Grey's shrug was almost audible. “Why would anybody do that?”
“I want to meet him.”
“He'll never come.”
“On some neutral ground, someplace that neither of us controls.”
“Herman, you don't know this man. If you don't control the ground, he does—or will, by the time a meeting takes place. There is no neutral ground.”
“I want to meet him, Grey. I want to find out what the hell he's doing with my empire.”
And Herman went back to watching as the revolution in England was put down brutally. Brutally, but not thoroughly. The computer showed armed bands still roaming in Wales and the Scottish highlands, and urban guerillas still alive in London, Manchester, and Liverpool. Doon could see that information, too. But he chose to ignore it. And chose to ignore the revolutionary movement gaining force in Germany, the brigands harassing the farmers in Mesopotamia, the Chinese encroachments in Siberia.
Asinine.
And the fabric of a well-wrought empire began to come apart.
The telephone sent its gentle buzz into the flexible speaker in his pillow, and Herman awoke. Not even opening his eyes, he said into the pillow, “I'm asleep, drop dead.”
“This is Grey.”
“You're fired, Grey.”
“Doon says he'll meet with you.”
“Call my secretary for an appointment.”
“But he says he'll only meet with you if you can come to the C24b tube station within thirty minutes.”
“That isn't even in my sector,” Herman complained.
“So he isn't trying to make it easy for you.”
Herman groaned and got out of bed, dressed in a suit that looked far from natty as he sagged out of the flat and into the corridors. The tubes were running at half-schedule at that time of morning, and Herman stumbled into one and followed the route that led him to station C24b. It was even less crowded than Herman's own area, and there on the platform waited an unprepossessing young man, only a little taller than Herman himself. He was alone.
“Doon?” Herman asked.
“Grandfather,” the young man answered. Herman looked at him blankly. Grandfather?
“Not possible.”
“Abner Doon, colt, out of filly Sylvaii, daughter of Herman Nuber and Birniss Humbol. An admirable pedigree, don't you think?”
Herman was appalled. After all these solitary years, to discover that his young tormentor was a relative—
“Dammit, boy, I have no family. What is this, vengeance for a divorce a hundred years ago? I paid your grandmother well.
If
you're telling the truth.”
But Doon only smiled. “Actually, Grandfather, I don't give a damn about your liaison and lacks of it with my grandmother. I don't like her anyway, and we haven't spoken in years. She says I'm too much like you. And so now when she comes out of somec, she doesn't even look me up. I visit her just to be annoying.”
“A trait you seem to specialize in.”
“You find a long-lost grandchild, and already you're trying to cause division in the family. What an ugly way of dealing with family crises.”

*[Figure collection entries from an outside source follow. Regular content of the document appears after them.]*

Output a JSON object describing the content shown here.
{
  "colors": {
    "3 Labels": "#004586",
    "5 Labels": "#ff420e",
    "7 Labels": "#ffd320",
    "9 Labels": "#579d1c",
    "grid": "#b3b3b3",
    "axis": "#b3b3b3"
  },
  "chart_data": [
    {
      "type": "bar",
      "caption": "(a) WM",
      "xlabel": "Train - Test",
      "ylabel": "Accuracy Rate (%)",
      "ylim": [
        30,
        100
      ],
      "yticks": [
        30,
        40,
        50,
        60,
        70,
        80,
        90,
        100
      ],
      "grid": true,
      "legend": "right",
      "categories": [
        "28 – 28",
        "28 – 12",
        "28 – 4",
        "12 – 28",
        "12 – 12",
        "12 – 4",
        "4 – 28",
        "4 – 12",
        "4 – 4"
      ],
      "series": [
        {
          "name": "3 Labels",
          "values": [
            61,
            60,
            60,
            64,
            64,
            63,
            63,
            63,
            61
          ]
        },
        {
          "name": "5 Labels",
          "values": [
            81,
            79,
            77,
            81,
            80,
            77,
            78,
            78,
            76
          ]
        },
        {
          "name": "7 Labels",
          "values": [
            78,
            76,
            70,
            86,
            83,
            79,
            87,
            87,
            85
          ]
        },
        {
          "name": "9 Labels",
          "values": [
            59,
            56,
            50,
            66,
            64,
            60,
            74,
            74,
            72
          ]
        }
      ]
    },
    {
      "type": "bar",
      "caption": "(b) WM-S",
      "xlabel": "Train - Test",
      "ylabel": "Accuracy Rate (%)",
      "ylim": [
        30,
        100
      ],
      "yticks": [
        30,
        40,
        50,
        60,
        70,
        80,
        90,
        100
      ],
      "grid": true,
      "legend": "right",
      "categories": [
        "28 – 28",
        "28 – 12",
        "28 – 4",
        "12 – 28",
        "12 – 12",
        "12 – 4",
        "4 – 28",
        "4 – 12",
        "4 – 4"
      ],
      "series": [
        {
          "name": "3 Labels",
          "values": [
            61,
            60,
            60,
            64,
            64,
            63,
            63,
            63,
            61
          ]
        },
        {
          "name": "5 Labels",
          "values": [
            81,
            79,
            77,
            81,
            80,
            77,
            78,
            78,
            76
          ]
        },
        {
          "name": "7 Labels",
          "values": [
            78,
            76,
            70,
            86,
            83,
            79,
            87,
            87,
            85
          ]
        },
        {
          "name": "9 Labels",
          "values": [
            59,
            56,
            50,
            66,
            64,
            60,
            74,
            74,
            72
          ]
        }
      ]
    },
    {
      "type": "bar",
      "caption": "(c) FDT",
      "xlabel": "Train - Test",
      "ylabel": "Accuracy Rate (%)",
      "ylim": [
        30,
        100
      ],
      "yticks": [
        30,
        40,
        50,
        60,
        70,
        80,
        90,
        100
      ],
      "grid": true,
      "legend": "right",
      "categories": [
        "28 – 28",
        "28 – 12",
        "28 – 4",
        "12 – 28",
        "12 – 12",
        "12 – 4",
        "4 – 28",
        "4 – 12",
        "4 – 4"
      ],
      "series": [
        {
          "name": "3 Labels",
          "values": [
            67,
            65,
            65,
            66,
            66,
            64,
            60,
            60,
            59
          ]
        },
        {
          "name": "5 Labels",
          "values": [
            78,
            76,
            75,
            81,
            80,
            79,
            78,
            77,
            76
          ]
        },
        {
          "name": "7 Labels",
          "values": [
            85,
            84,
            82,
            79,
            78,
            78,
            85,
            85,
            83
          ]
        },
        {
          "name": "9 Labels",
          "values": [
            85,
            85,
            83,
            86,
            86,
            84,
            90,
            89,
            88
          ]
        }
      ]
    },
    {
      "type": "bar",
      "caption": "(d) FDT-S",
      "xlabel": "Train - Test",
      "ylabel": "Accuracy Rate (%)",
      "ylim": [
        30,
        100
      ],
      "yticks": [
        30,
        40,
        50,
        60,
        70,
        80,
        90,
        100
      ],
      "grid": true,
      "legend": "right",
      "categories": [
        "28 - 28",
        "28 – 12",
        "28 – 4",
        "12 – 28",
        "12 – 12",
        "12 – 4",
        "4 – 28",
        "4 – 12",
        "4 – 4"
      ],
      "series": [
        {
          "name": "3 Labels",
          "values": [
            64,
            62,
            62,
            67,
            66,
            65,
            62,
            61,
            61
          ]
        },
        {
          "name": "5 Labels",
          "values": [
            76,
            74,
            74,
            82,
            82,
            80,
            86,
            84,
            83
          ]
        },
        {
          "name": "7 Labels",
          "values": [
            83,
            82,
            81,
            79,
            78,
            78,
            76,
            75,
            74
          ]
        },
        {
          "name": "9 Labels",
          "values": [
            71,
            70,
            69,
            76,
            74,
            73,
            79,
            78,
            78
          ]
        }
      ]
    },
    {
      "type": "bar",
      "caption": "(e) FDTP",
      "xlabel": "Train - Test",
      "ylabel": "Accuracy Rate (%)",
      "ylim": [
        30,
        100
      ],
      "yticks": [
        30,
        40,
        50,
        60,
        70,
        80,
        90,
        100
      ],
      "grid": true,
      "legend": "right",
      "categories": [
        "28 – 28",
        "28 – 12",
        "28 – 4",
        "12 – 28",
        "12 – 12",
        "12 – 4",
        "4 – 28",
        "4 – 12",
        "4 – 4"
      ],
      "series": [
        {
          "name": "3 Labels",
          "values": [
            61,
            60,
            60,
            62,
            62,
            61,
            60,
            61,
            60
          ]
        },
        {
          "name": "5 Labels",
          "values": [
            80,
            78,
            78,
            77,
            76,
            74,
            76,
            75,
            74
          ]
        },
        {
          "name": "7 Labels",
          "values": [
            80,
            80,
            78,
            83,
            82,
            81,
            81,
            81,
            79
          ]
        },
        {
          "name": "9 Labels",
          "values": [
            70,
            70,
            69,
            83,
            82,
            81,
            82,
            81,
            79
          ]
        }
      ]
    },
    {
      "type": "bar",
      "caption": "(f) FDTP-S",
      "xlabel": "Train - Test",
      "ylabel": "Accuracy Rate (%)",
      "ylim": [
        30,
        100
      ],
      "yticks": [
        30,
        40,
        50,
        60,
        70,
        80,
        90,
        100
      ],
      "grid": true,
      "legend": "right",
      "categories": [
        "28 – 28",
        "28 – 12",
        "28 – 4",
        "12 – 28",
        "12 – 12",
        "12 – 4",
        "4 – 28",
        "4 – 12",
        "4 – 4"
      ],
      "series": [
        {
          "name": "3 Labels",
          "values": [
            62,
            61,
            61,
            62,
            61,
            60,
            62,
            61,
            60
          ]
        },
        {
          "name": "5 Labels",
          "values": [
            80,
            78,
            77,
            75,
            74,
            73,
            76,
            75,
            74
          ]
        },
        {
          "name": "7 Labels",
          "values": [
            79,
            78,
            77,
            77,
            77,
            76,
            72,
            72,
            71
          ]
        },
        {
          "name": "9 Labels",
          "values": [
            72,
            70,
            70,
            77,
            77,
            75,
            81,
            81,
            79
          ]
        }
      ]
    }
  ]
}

And Doon turned on his heel. Since they hadn't yet discussed the game, Herman had no choice but to follow. “Listen, boy,” Herman said as he trotted doggedly behind the younger man's brisk walk, “I don't know what your purpose is with my game, but you certainly don't need any money. And you're certainly not going to win any bets, not the way you're playing.”
Doon smiled over his shoulder and went on walking down the corridors. “It rather depends, doesn't it, on what I'm betting on.”
“You mean you're betting that you'll lose? The way you're playing, you'd never get any takers.”
“No, Grandfather. As a matter of fact, I'm holding bets made months ago. Bets that Italy would be destroyed and utterly gone from Europe 1914d within two months of your waking.”
“Utterly destroyed!” Herman laughed. “Not a chance of that boy, I built too well, even for a games moron like you.”
Doon touched a door and it slid open.